Schwenckfeldina archoica Temporal range: Late Oligocene – early Miocene PreꞒ Ꞓ O S D C P T J K Pg N ↓

Scientific classification
- Kingdom: Animalia
- Phylum: Arthropoda
- Class: Insecta
- Order: Diptera
- Family: Sciaridae
- Genus: Schwenckfeldina
- Species: †S. archoica
- Binomial name: †Schwenckfeldina archoica Mohrig & Solórzano Kraemer, 2007

= Schwenckfeldina archoica =

- Genus: Schwenckfeldina
- Species: archoica
- Authority: Mohrig & Solórzano Kraemer, 2007

Species of fly

Schwenckfeldina archoica is an extinct species of dark winged fungus gnat in the family Sciaridae known from a solitary Late Oligocene to Early Miocene fossil found in Mexico. S. archoica is the only species in the genus Schwenckfeldina to have been described from fossils found in Mexican amber.

==History and classification==
Schwenckfeldina archoica is known from a single fossil, an inclusion in a transparent chunk of Mexican amber. The amber specimen, number SMNS Mx 367, is currently housed in the fossil collection of the State Museum of Natural History Stuttgart in Baden-Württemberg, Germany. The holotype fossil is composed of a fully complete adult male. Mexican amber is recovered from fossil-bearing rocks in the Simojovel region of Chiapas, Mexico. The amber dates from between 22.5 million years old, for the youngest sediments of the Balumtun Sandstone, and 26 million years old La Quinta Formation. This age range straddles the boundary between the Late Oligocene and Early Miocene and is complicated by both formations being secondary deposits for the amber; the age range is therefore only the youngest that it might be. The holotype was first studied by entomologists Mónica M. Solórzano Kraemer of the Institut für Paläontologie, part of the University of Bonn, and Werner Mohrig of Poseritz, Germany. To better see the fossil, the amber was cut into a 3 mm thick piece and polished with leather for clarity. Solórzano Kraemer and Mohrig's 2012 type description of the species was published in the Palaeoentomology journal Alavesia.
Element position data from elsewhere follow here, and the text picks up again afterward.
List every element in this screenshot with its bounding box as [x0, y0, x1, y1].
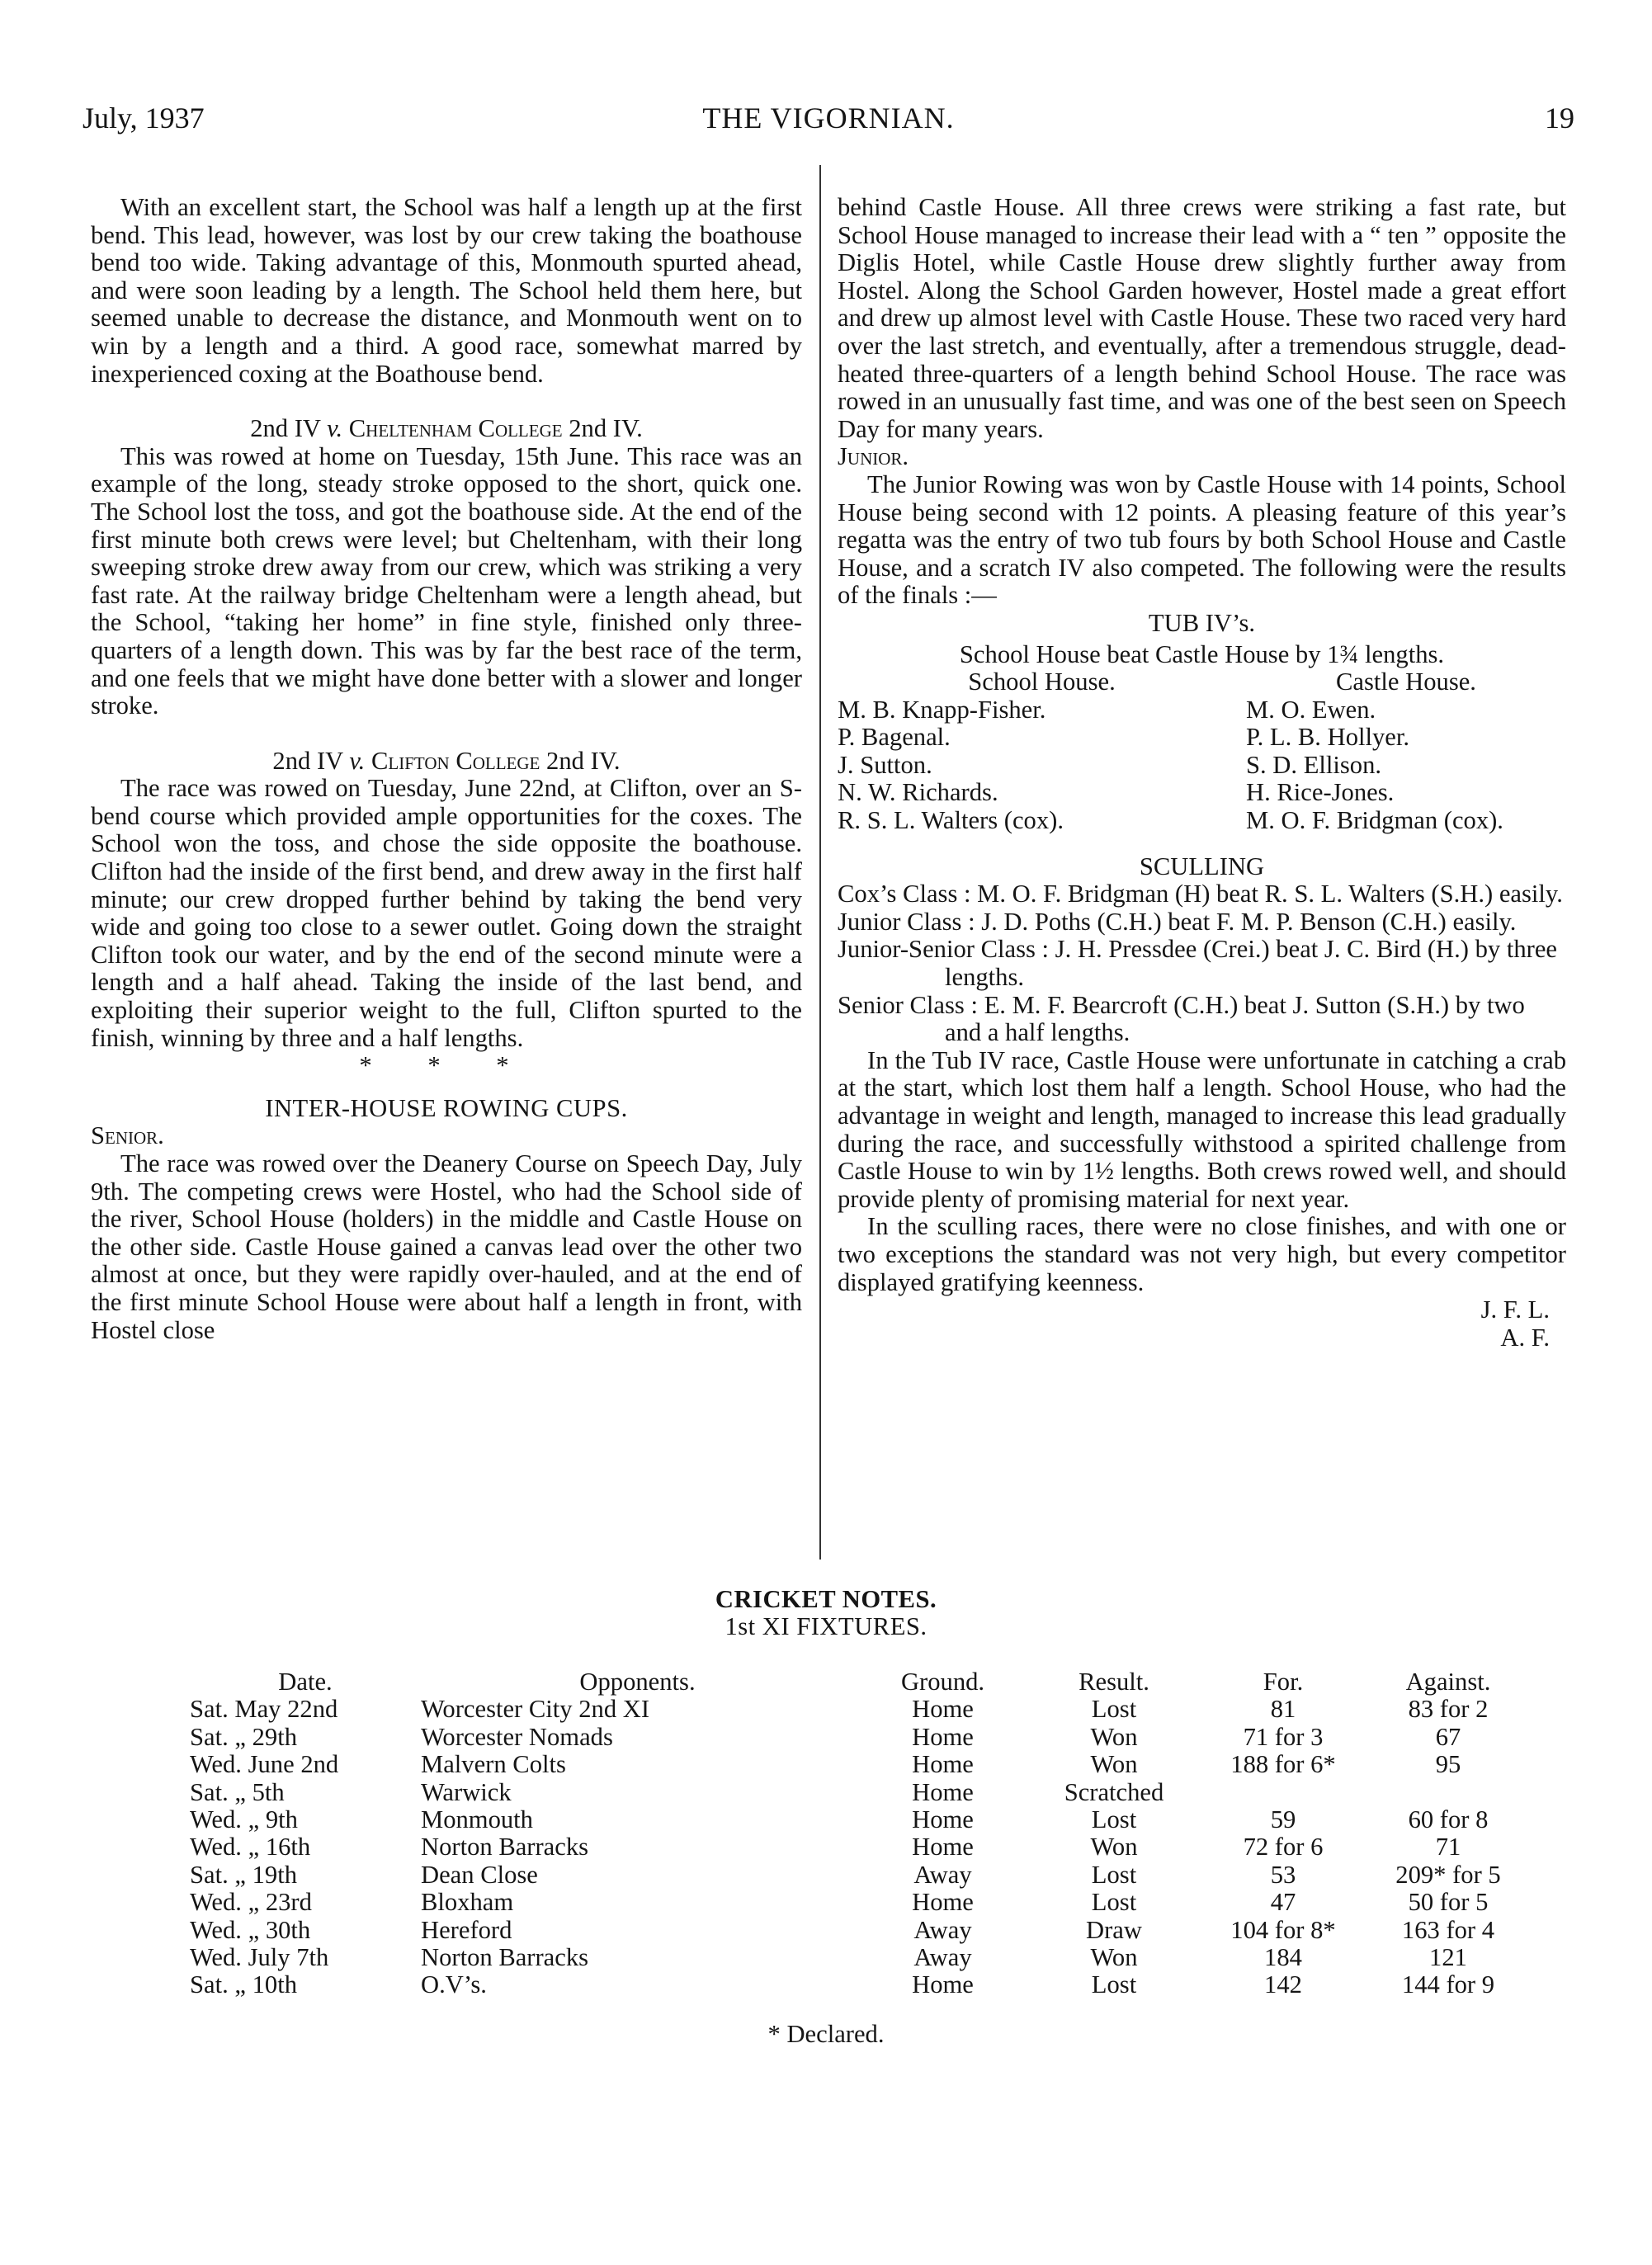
- fixture-date: Wed. „ 23rd: [190, 1888, 312, 1917]
- fixture-result: Scratched: [1064, 1777, 1164, 1806]
- cheltenham-race-paragraph: This was rowed at home on Tuesday, 15th June. This race was an example of the long, steady stroke opposed to the short, quick one. The School lost the toss, and got the boathouse side. At the end of the first minute both crews were level; but Cheltenham, with their long sweeping stroke drew away from our crew, which was striking a very fast rate. At the railway bridge Cheltenham were a length ahead, but the School, “taking her home” in fine style, finished only three-quarters of a length down. This was by far the best race of the term, and one feels that we might have done better with a slower and longer stroke.: [91, 441, 802, 720]
- fixture-date: Sat. „ 19th: [190, 1860, 298, 1889]
- fixture-opponent: Worcester Nomads: [421, 1722, 613, 1751]
- fixture-result: Draw: [1086, 1915, 1142, 1944]
- author-initials: A. F.: [1500, 1323, 1550, 1352]
- fixture-date: Wed. July 7th: [190, 1943, 329, 1972]
- left-column: [91, 194, 802, 1344]
- sculling-result: Senior Class : E. M. F. Bearcroft (C.H.) beat J. Sutton (S.H.) by two and a half lengths.: [838, 990, 1525, 1047]
- cheltenham-heading: 2nd IV v. Cheltenham College 2nd IV.: [250, 414, 643, 443]
- fixture-date: Wed. „ 16th: [190, 1833, 311, 1862]
- fixture-result: Lost: [1091, 1888, 1137, 1917]
- column-header-result: Result.: [1079, 1668, 1149, 1696]
- declared-footnote: * Declared.: [767, 2020, 885, 2048]
- sculling-result: Cox’s Class : M. O. F. Bridgman (H) beat R. S. L. Walters (S.H.) easily.: [838, 880, 1563, 908]
- fixture-ground: Away: [913, 1915, 972, 1944]
- senior-label: Senior.: [91, 1121, 164, 1150]
- clifton-heading: 2nd IV v. Clifton College 2nd IV.: [272, 746, 621, 775]
- fixture-result: Won: [1090, 1943, 1138, 1972]
- fixture-opponent: Bloxham: [421, 1888, 514, 1917]
- fixture-date: Sat. „ 5th: [190, 1777, 285, 1806]
- fixture-opponent: O.V’s.: [421, 1970, 487, 1999]
- fixture-against: 209* for 5: [1395, 1860, 1501, 1889]
- table-row: [190, 1724, 1527, 1751]
- crew-member: N. W. Richards.: [838, 778, 998, 807]
- fixture-date: Wed. „ 30th: [190, 1915, 311, 1944]
- table-row: [190, 1971, 1527, 1998]
- fixture-result: Won: [1090, 1722, 1138, 1751]
- table-row: [190, 1806, 1527, 1833]
- tub-fours-result: School House beat Castle House by 1¾ lengths.: [959, 639, 1445, 668]
- fixture-ground: Away: [913, 1860, 972, 1889]
- fixture-for: 71 for 3: [1243, 1722, 1324, 1751]
- sculling-result: Junior Class : J. D. Poths (C.H.) beat F. M. P. Benson (C.H.) easily.: [838, 907, 1517, 936]
- senior-race-continued: behind Castle House. All three crews were striking a fast rate, but School House managed to increase their lead with a “ ten ” opposite the Diglis Hotel, while Castle House drew slightly further away from Hostel. Along the School Garden however, Hostel made a great effort and drew up almost level with Castle House. These two raced very hard over the last stretch, and eventually, after a tremendous struggle, dead-heated three-quarters of a length behind School House. The race was rowed in an unusually fast time, and was one of the best seen on Speech Day for many years.: [838, 193, 1566, 443]
- fixture-date: Sat. „ 29th: [190, 1722, 298, 1751]
- fixture-date: Wed. June 2nd: [190, 1750, 339, 1779]
- castle-house-heading: Castle House.: [1336, 668, 1476, 696]
- inter-house-rowing-title: INTER-HOUSE ROWING CUPS.: [265, 1093, 628, 1122]
- fixture-against: 83 for 2: [1408, 1695, 1489, 1724]
- cricket-notes-title: CRICKET NOTES.: [715, 1585, 937, 1613]
- fixture-for: 47: [1270, 1888, 1296, 1917]
- fixture-result: Won: [1090, 1750, 1138, 1779]
- fixture-opponent: Hereford: [421, 1915, 512, 1944]
- fixture-ground: Home: [912, 1777, 974, 1806]
- fixtures-table: [190, 1668, 1527, 1999]
- fixture-result: Lost: [1091, 1970, 1137, 1999]
- fixture-for: 184: [1264, 1943, 1302, 1972]
- crew-member: P. Bagenal.: [838, 723, 951, 752]
- fixture-against: 67: [1435, 1722, 1461, 1751]
- fixture-date: Sat. „ 10th: [190, 1970, 298, 1999]
- fixture-ground: Home: [912, 1888, 974, 1917]
- fixture-opponent: Dean Close: [421, 1860, 538, 1889]
- fixtures-body: [190, 1696, 1527, 1998]
- fixture-opponent: Norton Barracks: [421, 1943, 589, 1972]
- fixture-date: Wed. „ 9th: [190, 1805, 298, 1834]
- tub-fours-title: TUB IV’s.: [1148, 608, 1256, 637]
- fixture-ground: Home: [912, 1750, 974, 1779]
- table-row: [190, 1696, 1527, 1723]
- monmouth-race-paragraph: With an excellent start, the School was half a length up at the first bend. This lead, however, was lost by our crew taking the boathouse bend too wide. Taking advantage of this, Monmouth spurted ahead, and were soon leading by a length. The School held them here, but seemed unable to decrease the distance, and Monmouth went on to win by a length and a third. A good race, somewhat marred by inexperienced coxing at the Boathouse bend.: [91, 193, 802, 388]
- fixture-against: 95: [1435, 1750, 1461, 1779]
- section-separator-stars: * * *: [359, 1051, 534, 1080]
- table-header-row: [190, 1668, 1527, 1696]
- page-number: 19: [1545, 101, 1574, 134]
- crew-member: M. B. Knapp-Fisher.: [838, 695, 1046, 724]
- sculling-result: Junior-Senior Class : J. H. Pressdee (Crei.) beat J. C. Bird (H.) by three lengths.: [838, 935, 1558, 992]
- fixture-ground: Home: [912, 1695, 974, 1724]
- junior-rowing-paragraph: The Junior Rowing was won by Castle House with 14 points, School House being second with 12 points. A pleasing feature of this year’s regatta was the entry of two tub fours by both School House and Castle House, and a scratch IV also competed. The following were the results of the finals :—: [838, 470, 1566, 610]
- fixture-for: 72 for 6: [1243, 1833, 1324, 1862]
- fixture-ground: Home: [912, 1970, 974, 1999]
- column-header-date: Date.: [278, 1668, 333, 1696]
- crew-member: H. Rice-Jones.: [1246, 778, 1395, 807]
- column-header-ground: Ground.: [900, 1668, 985, 1696]
- table-row: [190, 1779, 1527, 1806]
- fixture-for: [1197, 1779, 1370, 1806]
- tub-race-paragraph: In the Tub IV race, Castle House were unfortunate in catching a crab at the start, which lost them half a length. School House, who had the advantage in weight and length, managed to increase this lead gradually during the race, and successfully withstood a spirited challenge from Castle House to win by 1½ lengths. Both crews rowed well, and should provide plenty of promising material for next year.: [838, 1045, 1566, 1213]
- crew-member: P. L. B. Hollyer.: [1246, 723, 1410, 752]
- junior-label: Junior.: [838, 442, 909, 471]
- crew-member: S. D. Ellison.: [1246, 750, 1382, 779]
- table-row: [190, 1944, 1527, 1971]
- school-house-heading: School House.: [968, 668, 1116, 696]
- fixture-ground: Home: [912, 1833, 974, 1862]
- fixture-opponent: Worcester City 2nd XI: [421, 1695, 650, 1724]
- sculling-title: SCULLING: [1139, 852, 1265, 880]
- fixture-against: 144 for 9: [1401, 1970, 1495, 1999]
- fixture-for: 104 for 8*: [1230, 1915, 1336, 1944]
- fixture-for: 142: [1264, 1970, 1302, 1999]
- fixture-ground: Home: [912, 1805, 974, 1834]
- fixture-against: 60 for 8: [1408, 1805, 1489, 1834]
- cricket-notes-section: [0, 1585, 1652, 1999]
- table-row: [190, 1889, 1527, 1916]
- fixture-against: 121: [1429, 1943, 1467, 1972]
- fixture-opponent: Monmouth: [421, 1805, 533, 1834]
- tub-crews-list: [838, 668, 1566, 835]
- fixture-result: Lost: [1091, 1805, 1137, 1834]
- fixture-opponent: Warwick: [421, 1777, 512, 1806]
- crew-member: J. Sutton.: [838, 750, 932, 779]
- crew-member: R. S. L. Walters (cox).: [838, 806, 1064, 835]
- column-header-against: Against.: [1405, 1668, 1491, 1696]
- column-header-for: For.: [1263, 1668, 1304, 1696]
- crew-member: M. O. Ewen.: [1246, 695, 1376, 724]
- fixture-against: 163 for 4: [1401, 1915, 1495, 1944]
- fixture-against: 50 for 5: [1408, 1888, 1489, 1917]
- fixture-result: Lost: [1091, 1860, 1137, 1889]
- sculling-races-paragraph: In the sculling races, there were no close finishes, and with one or two exceptions the standard was not very high, but every competitor displayed gratifying keenness.: [838, 1212, 1566, 1296]
- fixture-for: 188 for 6*: [1230, 1750, 1336, 1779]
- column-header-opponents: Opponents.: [579, 1668, 696, 1696]
- fixture-against: 71: [1435, 1833, 1461, 1862]
- fixture-against: [1370, 1779, 1527, 1806]
- author-initials: J. F. L.: [1480, 1295, 1550, 1324]
- fixture-date: Sat. May 22nd: [190, 1695, 338, 1724]
- fixture-for: 59: [1270, 1805, 1296, 1834]
- table-row: [190, 1917, 1527, 1944]
- fixture-result: Lost: [1091, 1695, 1137, 1724]
- fixture-result: Won: [1090, 1833, 1138, 1862]
- table-row: [190, 1751, 1527, 1778]
- fixture-ground: Away: [913, 1943, 972, 1972]
- fixture-opponent: Malvern Colts: [421, 1750, 566, 1779]
- page-header: [83, 97, 1574, 139]
- fixtures-subtitle: 1st XI FIXTURES.: [725, 1612, 927, 1641]
- column-divider: [819, 165, 821, 1560]
- publication-title: THE VIGORNIAN.: [702, 101, 955, 134]
- crew-member: M. O. F. Bridgman (cox).: [1246, 806, 1503, 835]
- right-column: [838, 194, 1566, 1352]
- clifton-race-paragraph: The race was rowed on Tuesday, June 22nd, at Clifton, over an S-bend course which provided ample opportunities for the coxes. The School won the toss, and chose the side opposite the boathouse. Clifton had the inside of the first bend, and drew away in the first half minute; our crew dropped further behind by taking the bend very wide and going too close to a sewer outlet. Going down the straight Clifton took our water, and by the end of the second minute were a length and a half ahead. Taking the inside of the last bend, and exploiting their superior weight to the full, Clifton spurted to the finish, winning by three and a half lengths.: [91, 774, 802, 1052]
- fixture-ground: Home: [912, 1722, 974, 1751]
- fixture-opponent: Norton Barracks: [421, 1833, 589, 1862]
- table-row: [190, 1833, 1527, 1861]
- senior-race-paragraph: The race was rowed over the Deanery Course on Speech Day, July 9th. The competing crews were Hostel, who had the School side of the river, School House (holders) in the middle and Castle House on the other side. Castle House gained a canvas lead over the other two almost at once, but they were rapidly over-hauled, and at the end of the first minute School House were about half a length in front, with Hostel close: [91, 1149, 802, 1344]
- table-row: [190, 1862, 1527, 1889]
- fixture-for: 81: [1270, 1695, 1296, 1724]
- issue-date: July, 1937: [83, 101, 205, 134]
- fixture-for: 53: [1270, 1860, 1296, 1889]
The specific epithet archoica was coined after the Greek word "archaic" as a reference to the great number of features shared between modern species and the fossil.

==Description==
The Schwenckfeldina archoica male is small, approximately 3.5 mm long, and has a body coloration that is mostly brown. There are a total of sixteen brown flagellomeres in each antenna, with all the flagellomeres wider than they are long, and all covered with a dense grouping of setae. The fore wings are pale and the halteres are short and brown. The species is distinguishable by the structure of the male genitalia, the gonocoxites and gonostyli. The inner sides of the gonocoxites are covered in numerous long bristles, while the gonostyli have an overall broad rounded shape and are brown in color. The outer sides of the gonostyli have long bristles that progress to coat the upper third of the inner side. Three large spines are present in the middle of the inner surface, with the uppermost spine shorter the other two.